Generate a CSR for your domain and have your certificate issued by your preferred CA. Upload the certificate to Akamai — the platform stores the private key securely within its infrastructure. If your certificate isn’t ready when you start, you can complete Property and Security Configuration setup first; the certificate binds automatically once uploaded.

2. Property (Traffic Delivery Configuration)

A Property defines how Akamai handles and delivers traffic for your hostname. Start from Akamai’s templated Property and trim it down for a clean onboarding baseline:

  • Remove all caching rules initially — this eliminates a common source of unexpected behavior during testing
  • Remove monitoring rules you haven’t yet configured
  • Set your origin to point at your application server
  • Create an edge hostname, which is the CNAME target you’ll use for your DNS cutover

3. Security Configuration

Create a new Security Configuration using Akamai’s default template. Add your hostnames and set paths to /* to cover all traffic. At this stage, leave all protections in Alert mode — do not switch to Block yet.

Deploy the configuration to Akamai’s staging environment first.

Testing Your Akamai WAF Configuration

Before going live, test against Akamai’s staging network by modifying your hosts file to resolve your hostname to the staging IP. Run your full application test suite and exercise your APIs. This surfaces any rule conflicts or origin connectivity issues without customer impact.
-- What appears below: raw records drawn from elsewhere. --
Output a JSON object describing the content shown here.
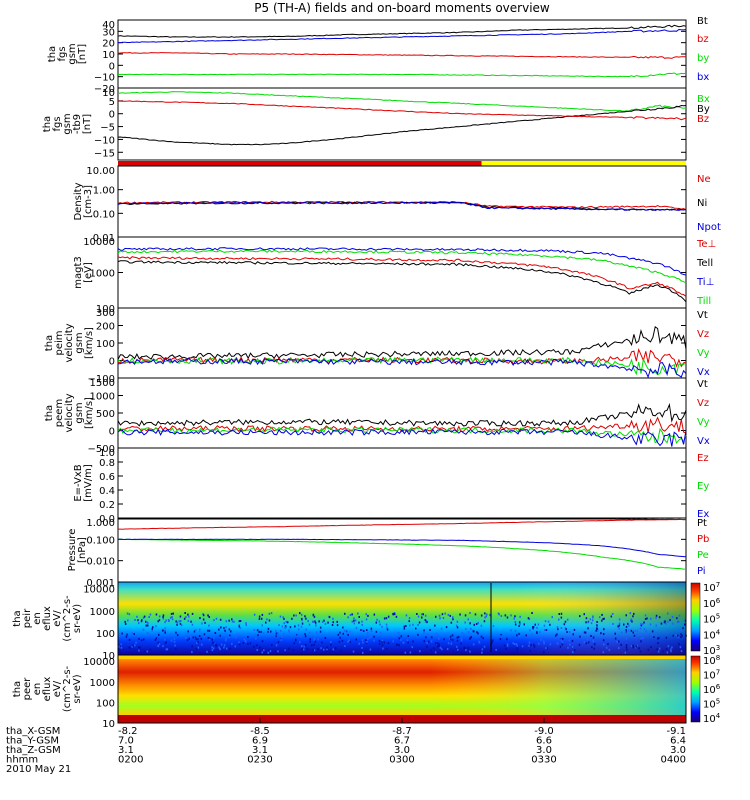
{
  "title": "P5 (TH-A) fields and on-board moments overview",
  "colors": {
    "black": "#000000",
    "red": "#dd0000",
    "green": "#00dd00",
    "blue": "#0000dd",
    "yellow": "#ffff00"
  },
  "chart_data": [
    {
      "type": "line",
      "ylabel": [
        "tha",
        "fgs",
        "gsm",
        "[nT]"
      ],
      "ylim": [
        -20,
        40
      ],
      "yticks": [
        "40",
        "30",
        "20",
        "10",
        "0",
        "−10",
        "−20"
      ],
      "ytick_values": [
        40,
        30,
        20,
        10,
        0,
        -10,
        -20
      ],
      "series": [
        {
          "name": "Bt",
          "color": "black",
          "x": [
            0,
            0.1,
            0.2,
            0.3,
            0.4,
            0.5,
            0.6,
            0.7,
            0.8,
            0.9,
            1
          ],
          "y": [
            26,
            25,
            25,
            25.5,
            27,
            28,
            29,
            31,
            32,
            33,
            35
          ]
        },
        {
          "name": "bz",
          "color": "red",
          "x": [
            0,
            0.1,
            0.2,
            0.3,
            0.4,
            0.5,
            0.6,
            0.7,
            0.8,
            0.9,
            1
          ],
          "y": [
            11,
            11,
            10,
            10,
            9.5,
            9,
            8.5,
            8,
            7.5,
            7,
            7
          ]
        },
        {
          "name": "by",
          "color": "green",
          "x": [
            0,
            0.1,
            0.2,
            0.3,
            0.4,
            0.5,
            0.6,
            0.7,
            0.8,
            0.9,
            0.95,
            1
          ],
          "y": [
            -8,
            -8,
            -8,
            -8,
            -8,
            -8,
            -8.5,
            -9,
            -9.5,
            -10,
            -8,
            -7
          ]
        },
        {
          "name": "bx",
          "color": "blue",
          "x": [
            0,
            0.1,
            0.2,
            0.3,
            0.4,
            0.5,
            0.6,
            0.7,
            0.8,
            0.9,
            1
          ],
          "y": [
            20,
            21,
            22,
            23,
            24,
            25,
            26,
            27,
            28,
            30,
            31
          ]
        }
      ]
    },
    {
      "type": "line",
      "ylabel": [
        "tha",
        "fgs",
        "gsm",
        "-tb9",
        "[nT]"
      ],
      "ylim": [
        -18,
        10
      ],
      "yticks": [
        "10",
        "5",
        "0",
        "−5",
        "−10",
        "−15"
      ],
      "ytick_values": [
        10,
        5,
        0,
        -5,
        -10,
        -15
      ],
      "series": [
        {
          "name": "Bx",
          "color": "green",
          "x": [
            0,
            0.1,
            0.2,
            0.3,
            0.4,
            0.5,
            0.6,
            0.7,
            0.8,
            0.9,
            0.95,
            1
          ],
          "y": [
            8,
            8.5,
            8,
            7,
            6,
            5,
            4,
            3,
            2,
            1,
            3,
            2
          ]
        },
        {
          "name": "By",
          "color": "black",
          "x": [
            0,
            0.05,
            0.1,
            0.2,
            0.25,
            0.3,
            0.4,
            0.5,
            0.6,
            0.7,
            0.8,
            0.9,
            1
          ],
          "y": [
            -9,
            -10,
            -11,
            -12,
            -12,
            -11.5,
            -9.5,
            -7,
            -5,
            -3,
            -1,
            1,
            3
          ]
        },
        {
          "name": "Bz",
          "color": "red",
          "x": [
            0,
            0.1,
            0.2,
            0.3,
            0.4,
            0.5,
            0.6,
            0.7,
            0.8,
            0.9,
            1
          ],
          "y": [
            5,
            4.5,
            4,
            3,
            2,
            1,
            0,
            -0.5,
            -1,
            -1.5,
            -2
          ]
        }
      ]
    },
    {
      "type": "bar",
      "mode_bar": [
        {
          "from": 0,
          "to": 0.64,
          "color": "red"
        },
        {
          "from": 0.64,
          "to": 1,
          "color": "yellow"
        }
      ]
    },
    {
      "type": "line",
      "ylabel": [
        "Density",
        "[cm-3]"
      ],
      "log": true,
      "ylim": [
        0.01,
        10
      ],
      "yticks": [
        "10.00",
        "1.00",
        "0.10",
        "0.01"
      ],
      "ytick_values": [
        10,
        1,
        0.1,
        0.01
      ],
      "series": [
        {
          "name": "Ne",
          "color": "red",
          "x": [
            0,
            0.2,
            0.4,
            0.6,
            0.65,
            0.8,
            0.95,
            1
          ],
          "y": [
            0.28,
            0.3,
            0.3,
            0.3,
            0.2,
            0.18,
            0.2,
            0.15
          ]
        },
        {
          "name": "Ni",
          "color": "black",
          "x": [
            0,
            0.2,
            0.4,
            0.6,
            0.65,
            0.8,
            0.95,
            1
          ],
          "y": [
            0.25,
            0.27,
            0.28,
            0.28,
            0.18,
            0.16,
            0.14,
            0.15
          ]
        },
        {
          "name": "Npot",
          "color": "blue",
          "x": [
            0,
            0.2,
            0.4,
            0.6,
            0.65,
            0.8,
            0.95,
            1
          ],
          "y": [
            0.26,
            0.28,
            0.27,
            0.28,
            0.17,
            0.15,
            0.14,
            0.14
          ]
        }
      ]
    },
    {
      "type": "line",
      "ylabel": [
        "magt3",
        "[eV]"
      ],
      "log": true,
      "ylim": [
        100,
        10000
      ],
      "yticks": [
        "10000",
        "1000",
        "100"
      ],
      "ytick_values": [
        10000,
        1000,
        100
      ],
      "series": [
        {
          "name": "Te⊥",
          "color": "red",
          "x": [
            0,
            0.2,
            0.4,
            0.6,
            0.75,
            0.85,
            0.9,
            0.95,
            1
          ],
          "y": [
            2600,
            2500,
            2400,
            2200,
            1500,
            700,
            350,
            500,
            200
          ]
        },
        {
          "name": "Tell",
          "color": "black",
          "x": [
            0,
            0.2,
            0.4,
            0.6,
            0.75,
            0.85,
            0.9,
            0.95,
            1
          ],
          "y": [
            2000,
            1900,
            1800,
            1700,
            1100,
            500,
            250,
            450,
            160
          ]
        },
        {
          "name": "Ti⊥",
          "color": "blue",
          "x": [
            0,
            0.2,
            0.4,
            0.6,
            0.75,
            0.85,
            0.9,
            0.95,
            1
          ],
          "y": [
            4500,
            4700,
            4600,
            4400,
            4200,
            3500,
            2500,
            1800,
            800
          ]
        },
        {
          "name": "Till",
          "color": "green",
          "x": [
            0,
            0.2,
            0.4,
            0.6,
            0.75,
            0.85,
            0.9,
            0.95,
            1
          ],
          "y": [
            3800,
            4000,
            3900,
            3600,
            3000,
            2200,
            1500,
            1000,
            500
          ]
        }
      ]
    },
    {
      "type": "line",
      "ylabel": [
        "tha",
        "peim",
        "velocity",
        "gsm",
        "[km/s]"
      ],
      "ylim": [
        -100,
        300
      ],
      "yticks": [
        "300",
        "200",
        "100",
        "0",
        "−100"
      ],
      "ytick_values": [
        300,
        200,
        100,
        0,
        -100
      ],
      "series": [
        {
          "name": "Vt",
          "color": "black",
          "x": [
            0,
            0.3,
            0.6,
            0.8,
            0.95,
            1
          ],
          "y": [
            20,
            30,
            40,
            50,
            150,
            100
          ]
        },
        {
          "name": "Vz",
          "color": "red",
          "x": [
            0,
            0.3,
            0.6,
            0.8,
            0.95,
            1
          ],
          "y": [
            0,
            5,
            0,
            -5,
            20,
            10
          ]
        },
        {
          "name": "Vy",
          "color": "green",
          "x": [
            0,
            0.3,
            0.6,
            0.8,
            0.95,
            1
          ],
          "y": [
            0,
            -5,
            5,
            0,
            -40,
            -20
          ]
        },
        {
          "name": "Vx",
          "color": "blue",
          "x": [
            0,
            0.3,
            0.6,
            0.8,
            0.95,
            1
          ],
          "y": [
            -5,
            -5,
            -10,
            -10,
            -60,
            -50
          ]
        }
      ]
    },
    {
      "type": "line",
      "ylabel": [
        "tha",
        "peem",
        "velocity",
        "gsm",
        "[km/s]"
      ],
      "ylim": [
        -500,
        1500
      ],
      "yticks": [
        "1500",
        "1000",
        "500",
        "0",
        "−500"
      ],
      "ytick_values": [
        1500,
        1000,
        500,
        0,
        -500
      ],
      "series": [
        {
          "name": "Vt",
          "color": "black",
          "x": [
            0,
            0.3,
            0.6,
            0.8,
            0.95,
            1
          ],
          "y": [
            200,
            250,
            200,
            220,
            600,
            400
          ]
        },
        {
          "name": "Vz",
          "color": "red",
          "x": [
            0,
            0.3,
            0.6,
            0.8,
            0.95,
            1
          ],
          "y": [
            50,
            60,
            40,
            50,
            200,
            100
          ]
        },
        {
          "name": "Vy",
          "color": "green",
          "x": [
            0,
            0.3,
            0.6,
            0.8,
            0.95,
            1
          ],
          "y": [
            0,
            20,
            10,
            0,
            -200,
            -100
          ]
        },
        {
          "name": "Vx",
          "color": "blue",
          "x": [
            0,
            0.3,
            0.6,
            0.8,
            0.95,
            1
          ],
          "y": [
            -50,
            -60,
            -40,
            -50,
            -300,
            -200
          ]
        }
      ]
    },
    {
      "type": "line",
      "ylabel": [
        "E=-VxB",
        "[mV/m]"
      ],
      "ylim": [
        0,
        1
      ],
      "yticks": [
        "1.0",
        "0.8",
        "0.6",
        "0.4",
        "0.2",
        "0.0"
      ],
      "ytick_values": [
        1,
        0.8,
        0.6,
        0.4,
        0.2,
        0
      ],
      "series": [
        {
          "name": "Ez",
          "color": "red",
          "x": [],
          "y": []
        },
        {
          "name": "Ey",
          "color": "green",
          "x": [],
          "y": []
        },
        {
          "name": "Ex",
          "color": "blue",
          "x": [],
          "y": []
        }
      ]
    },
    {
      "type": "line",
      "ylabel": [
        "Pressure",
        "[nPa]"
      ],
      "log": true,
      "ylim": [
        0.001,
        1
      ],
      "yticks": [
        "1.000",
        "0.100",
        "0.010",
        "0.001"
      ],
      "ytick_values": [
        1,
        0.1,
        0.01,
        0.001
      ],
      "series": [
        {
          "name": "Pt",
          "color": "black",
          "x": [
            0,
            0.3,
            0.6,
            0.8,
            0.9,
            1
          ],
          "y": [
            0.9,
            0.95,
            0.95,
            0.92,
            0.9,
            0.85
          ]
        },
        {
          "name": "Pb",
          "color": "red",
          "x": [
            0,
            0.3,
            0.6,
            0.8,
            0.9,
            1
          ],
          "y": [
            0.3,
            0.4,
            0.55,
            0.7,
            0.8,
            0.85
          ]
        },
        {
          "name": "Pe",
          "color": "green",
          "x": [
            0,
            0.3,
            0.6,
            0.75,
            0.85,
            0.95,
            1
          ],
          "y": [
            0.1,
            0.08,
            0.05,
            0.03,
            0.015,
            0.005,
            0.004
          ]
        },
        {
          "name": "Pi",
          "color": "blue",
          "x": [
            0,
            0.3,
            0.6,
            0.75,
            0.85,
            0.95,
            1
          ],
          "y": [
            0.1,
            0.1,
            0.09,
            0.07,
            0.05,
            0.02,
            0.015
          ]
        }
      ]
    },
    {
      "type": "heatmap",
      "ylabel": [
        "tha",
        "peir",
        "en",
        "eflux",
        "eV/",
        "(cm^2-s-",
        "sr-eV)"
      ],
      "log": true,
      "ylim": [
        10,
        20000
      ],
      "yticks": [
        "10000",
        "1000",
        "100",
        "10"
      ],
      "ytick_values": [
        10000,
        1000,
        100,
        10
      ],
      "colorbar": {
        "labels": [
          "10^7",
          "10^6",
          "10^5",
          "10^4",
          "10^3"
        ]
      }
    },
    {
      "type": "heatmap",
      "ylabel": [
        "tha",
        "peer",
        "en",
        "eflux",
        "eV/",
        "(cm^2-s-",
        "sr-eV)"
      ],
      "log": true,
      "ylim": [
        10,
        20000
      ],
      "yticks": [
        "10000",
        "1000",
        "100",
        "10"
      ],
      "ytick_values": [
        10000,
        1000,
        100,
        10
      ],
      "colorbar": {
        "labels": [
          "10^8",
          "10^7",
          "10^6",
          "10^5",
          "10^4"
        ]
      }
    }
  ],
  "xaxis": {
    "rows": [
      {
        "label": "tha_X-GSM",
        "values": [
          "-8.2",
          "-8.5",
          "-8.7",
          "-9.0",
          "-9.1"
        ]
      },
      {
        "label": "tha_Y-GSM",
        "values": [
          "7.0",
          "6.9",
          "6.7",
          "6.6",
          "6.4"
        ]
      },
      {
        "label": "tha_Z-GSM",
        "values": [
          "3.1",
          "3.1",
          "3.0",
          "3.0",
          "3.0"
        ]
      },
      {
        "label": "hhmm",
        "values": [
          "0200",
          "0230",
          "0300",
          "0330",
          "0400"
        ]
      }
    ],
    "date": "2010 May 21"
  }
}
Once staging looks clean, update your DNS CNAME to the edge hostname. The cutover itself is low-risk for most configurations; the main exception is complex mTLS setups, which require additional origin-side configuration.

Tuning WAF Rules and Reducing False Positives

After 2–4 weeks of production traffic, review alerts in Akamai’s Security Centre. The alerts will show you which Kona rules are firing and against which URLs or parameters.

For each alert pattern, decide:

  • True positive — legitimate attack traffic, no action needed
  • False positive — legitimate application traffic being flagged, add a targeted exception

Akamai WAF custom rules let you write path- or parameter-specific logic to handle edge cases the Kona Rule Set doesn’t account for well. Use these sparingly — overly broad exceptions undermine protection.

Tune your rate limiting rules at this stage too. DDoS rate limits control how many requests a single IP can make within a time window; the right threshold depends on your traffic patterns.

Going to Block Mode

Once you’re satisfied that false positives are resolved, switch your Security Configuration from Alert to Block. From this point, Akamai actively blocks XSS, SQL injection, and other OWASP Top 10 attacks at the edge.

Ongoing maintenance is minimal: Akamai updates the Kona Rule Set automatically, and your main recurring task is annual certificate renewal.